Event
Summary
NetBank (Nasdaq: NTBK),
an Atlanta based internet bank, suffered a major credibility blow last week
when a customer named Mahesh Rao reported that he had been inadvertently given
access to another customer's account, transaction history, social security number,
and funds. Rao had to call NetBank five times before the problem was resolved.
According to Tom Cable, Chief Technology Officer of NetBank, the problem occurred
due to human error. NetBank is an FDIC insured institution. According to Cynthia
Bonnette, spokeswoman for the FDIC, "Significant implications for security and
privacy are raised by this reported incident."
Market
Impact
Incidences
like the one at NetBank affect not only the institution in question, but the
entire online internet banking community. Consumers read about incidences like
this and become skeptical about the security of online banking in general. In
a letter to its financial institutions, even the FDIC expresses concern over
the risks involved in online banking, and states "Institutions using the internet
or other computer networks are exposed to various categories of risk that could
result in the possibility of financial loss and reputational loss."
Securing
systems and networks is complex. Even if a bank uses due diligence and has periodic
security vulnerability assessments by independent auditors, the security audit
is only a snapshot in time, and does not necessarily guarantee the organization's
future information security picture. Systems are continually being upgraded
and patched, and most infrastructure networks are in a constant state of growth.
You can secure an entire network, and have the security subverted by an unknowing
network engineer extending a network connection around the backend security
perimeter.
User
Recommendations
When doing online banking, you are putting a lot of trust into the business
process integrity of the financial institution. The line has become blurred
on whether such an institution is first and foremost a bank, or an internet
company. Typically banks know about banking, and internet companies know about
networking. It is rare to find companies that excel in both fields.
Before
signing up with an institution to do online banking, research their credentials
first:
-
Find
out what Internet Service Provider (ISP) the bank uses.

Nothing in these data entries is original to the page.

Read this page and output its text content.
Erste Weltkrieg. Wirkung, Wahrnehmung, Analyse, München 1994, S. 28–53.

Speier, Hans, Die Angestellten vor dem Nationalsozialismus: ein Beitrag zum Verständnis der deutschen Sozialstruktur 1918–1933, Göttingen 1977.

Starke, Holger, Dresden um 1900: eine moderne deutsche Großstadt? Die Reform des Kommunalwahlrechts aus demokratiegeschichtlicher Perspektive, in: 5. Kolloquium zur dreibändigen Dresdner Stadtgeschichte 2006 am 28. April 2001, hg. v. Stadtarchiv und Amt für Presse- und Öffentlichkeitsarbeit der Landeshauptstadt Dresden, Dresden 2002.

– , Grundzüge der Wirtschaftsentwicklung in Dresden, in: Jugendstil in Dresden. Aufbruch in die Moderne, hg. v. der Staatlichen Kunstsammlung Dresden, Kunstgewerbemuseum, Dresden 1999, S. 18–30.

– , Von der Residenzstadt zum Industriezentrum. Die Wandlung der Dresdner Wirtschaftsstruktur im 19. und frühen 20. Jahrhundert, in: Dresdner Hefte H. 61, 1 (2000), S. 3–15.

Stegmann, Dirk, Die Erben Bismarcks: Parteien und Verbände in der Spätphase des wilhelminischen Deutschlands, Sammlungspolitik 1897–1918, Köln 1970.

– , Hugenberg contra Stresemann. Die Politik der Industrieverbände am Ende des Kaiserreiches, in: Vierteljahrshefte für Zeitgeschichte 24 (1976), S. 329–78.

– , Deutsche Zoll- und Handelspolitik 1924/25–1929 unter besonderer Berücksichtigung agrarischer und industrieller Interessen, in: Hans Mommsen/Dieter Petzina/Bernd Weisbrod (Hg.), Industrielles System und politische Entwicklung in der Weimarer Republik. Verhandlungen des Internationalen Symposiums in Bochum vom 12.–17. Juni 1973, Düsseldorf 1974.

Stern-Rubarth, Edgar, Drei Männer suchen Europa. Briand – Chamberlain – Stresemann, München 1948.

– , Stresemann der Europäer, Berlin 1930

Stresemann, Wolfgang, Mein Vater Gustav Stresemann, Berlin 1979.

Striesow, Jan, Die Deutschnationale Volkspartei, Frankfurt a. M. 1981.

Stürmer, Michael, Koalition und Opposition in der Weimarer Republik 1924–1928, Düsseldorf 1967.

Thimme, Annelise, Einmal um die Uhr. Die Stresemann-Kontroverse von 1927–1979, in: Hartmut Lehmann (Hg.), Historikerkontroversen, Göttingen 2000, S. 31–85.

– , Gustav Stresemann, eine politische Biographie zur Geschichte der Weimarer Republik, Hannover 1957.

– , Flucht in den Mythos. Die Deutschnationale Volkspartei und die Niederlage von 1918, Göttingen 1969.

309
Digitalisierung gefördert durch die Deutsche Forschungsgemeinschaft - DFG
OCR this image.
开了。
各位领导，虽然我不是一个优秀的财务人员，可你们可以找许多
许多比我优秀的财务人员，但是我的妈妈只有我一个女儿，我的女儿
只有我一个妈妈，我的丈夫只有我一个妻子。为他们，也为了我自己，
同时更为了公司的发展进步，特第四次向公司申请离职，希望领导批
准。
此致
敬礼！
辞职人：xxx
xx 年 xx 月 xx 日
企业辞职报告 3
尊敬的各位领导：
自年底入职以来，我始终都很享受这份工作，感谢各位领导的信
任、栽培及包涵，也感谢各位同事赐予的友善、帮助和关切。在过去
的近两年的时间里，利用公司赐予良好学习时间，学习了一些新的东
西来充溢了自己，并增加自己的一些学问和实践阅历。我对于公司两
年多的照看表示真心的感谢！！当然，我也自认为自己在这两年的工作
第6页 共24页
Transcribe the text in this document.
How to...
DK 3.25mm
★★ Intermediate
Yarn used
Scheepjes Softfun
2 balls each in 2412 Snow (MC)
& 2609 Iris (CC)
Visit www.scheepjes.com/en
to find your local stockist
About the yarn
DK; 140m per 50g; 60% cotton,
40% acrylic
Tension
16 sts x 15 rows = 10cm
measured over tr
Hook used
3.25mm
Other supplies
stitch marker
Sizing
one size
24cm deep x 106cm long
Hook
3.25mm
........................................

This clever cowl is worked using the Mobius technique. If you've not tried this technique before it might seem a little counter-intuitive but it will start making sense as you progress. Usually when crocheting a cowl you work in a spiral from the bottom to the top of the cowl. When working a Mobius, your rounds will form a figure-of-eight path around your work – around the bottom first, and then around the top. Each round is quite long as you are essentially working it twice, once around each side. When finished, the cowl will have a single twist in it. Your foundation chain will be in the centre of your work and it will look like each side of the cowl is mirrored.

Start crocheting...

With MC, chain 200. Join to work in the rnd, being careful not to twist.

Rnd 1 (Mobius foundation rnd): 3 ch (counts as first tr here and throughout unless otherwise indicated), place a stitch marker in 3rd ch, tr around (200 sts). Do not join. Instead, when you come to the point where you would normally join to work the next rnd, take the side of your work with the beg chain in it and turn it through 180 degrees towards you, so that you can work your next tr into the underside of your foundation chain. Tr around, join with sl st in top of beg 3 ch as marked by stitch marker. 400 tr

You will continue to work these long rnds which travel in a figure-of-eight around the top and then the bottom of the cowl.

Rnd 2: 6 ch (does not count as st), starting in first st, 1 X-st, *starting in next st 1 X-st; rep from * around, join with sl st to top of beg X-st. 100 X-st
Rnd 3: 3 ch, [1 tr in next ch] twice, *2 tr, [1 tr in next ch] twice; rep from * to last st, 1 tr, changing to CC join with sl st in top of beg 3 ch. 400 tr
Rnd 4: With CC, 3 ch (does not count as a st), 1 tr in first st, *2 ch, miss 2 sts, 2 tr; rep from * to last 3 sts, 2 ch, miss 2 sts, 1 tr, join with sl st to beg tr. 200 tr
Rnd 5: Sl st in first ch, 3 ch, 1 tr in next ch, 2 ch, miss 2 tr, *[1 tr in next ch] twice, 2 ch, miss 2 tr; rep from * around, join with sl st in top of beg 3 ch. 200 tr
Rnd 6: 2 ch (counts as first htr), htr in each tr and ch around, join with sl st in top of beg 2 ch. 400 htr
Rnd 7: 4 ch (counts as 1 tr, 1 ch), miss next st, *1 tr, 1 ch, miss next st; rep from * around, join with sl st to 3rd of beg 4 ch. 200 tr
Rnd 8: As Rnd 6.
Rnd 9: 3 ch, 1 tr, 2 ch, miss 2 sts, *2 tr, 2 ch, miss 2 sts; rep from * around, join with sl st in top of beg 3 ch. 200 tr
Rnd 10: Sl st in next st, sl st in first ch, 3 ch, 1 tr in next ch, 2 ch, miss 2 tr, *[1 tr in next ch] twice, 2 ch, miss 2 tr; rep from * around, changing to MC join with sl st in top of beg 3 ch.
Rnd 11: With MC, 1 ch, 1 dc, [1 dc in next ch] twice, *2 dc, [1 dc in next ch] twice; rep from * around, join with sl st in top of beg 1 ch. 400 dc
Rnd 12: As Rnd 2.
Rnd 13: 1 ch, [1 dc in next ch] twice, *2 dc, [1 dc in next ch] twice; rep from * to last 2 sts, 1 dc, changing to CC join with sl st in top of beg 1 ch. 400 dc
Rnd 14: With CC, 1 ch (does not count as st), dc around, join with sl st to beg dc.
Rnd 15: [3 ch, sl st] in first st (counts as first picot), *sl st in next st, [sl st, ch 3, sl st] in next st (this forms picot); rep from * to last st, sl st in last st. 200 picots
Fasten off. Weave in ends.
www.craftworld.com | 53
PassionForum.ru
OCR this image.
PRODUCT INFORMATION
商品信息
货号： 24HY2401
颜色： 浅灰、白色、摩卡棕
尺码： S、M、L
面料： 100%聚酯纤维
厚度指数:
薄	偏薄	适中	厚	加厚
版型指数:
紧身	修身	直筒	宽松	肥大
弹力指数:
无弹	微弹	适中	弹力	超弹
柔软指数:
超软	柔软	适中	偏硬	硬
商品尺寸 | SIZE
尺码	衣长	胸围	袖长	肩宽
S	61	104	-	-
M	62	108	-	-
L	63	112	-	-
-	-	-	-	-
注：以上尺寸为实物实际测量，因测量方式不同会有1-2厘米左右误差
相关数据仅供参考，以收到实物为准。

Look at the ISP's
website and see how much attention they give to security. If they offer
security consulting services, chances are they understand network security
better than ISP's without such services which means they are more likely
to better safeguard a bank's website.
-
Ask
to see the bank and their ISP's security Incident Response Procedures. If
either organization has no such procedures, you can be sure that they haven't
spent much time thinking about internet security. If they are able to give
you Incident Response Procedures, you can review them against standard best-practice
Incident Response Procedures such as those listed in RFC2350, the Internet
Society's Expectations
for Computer Security Incident Response.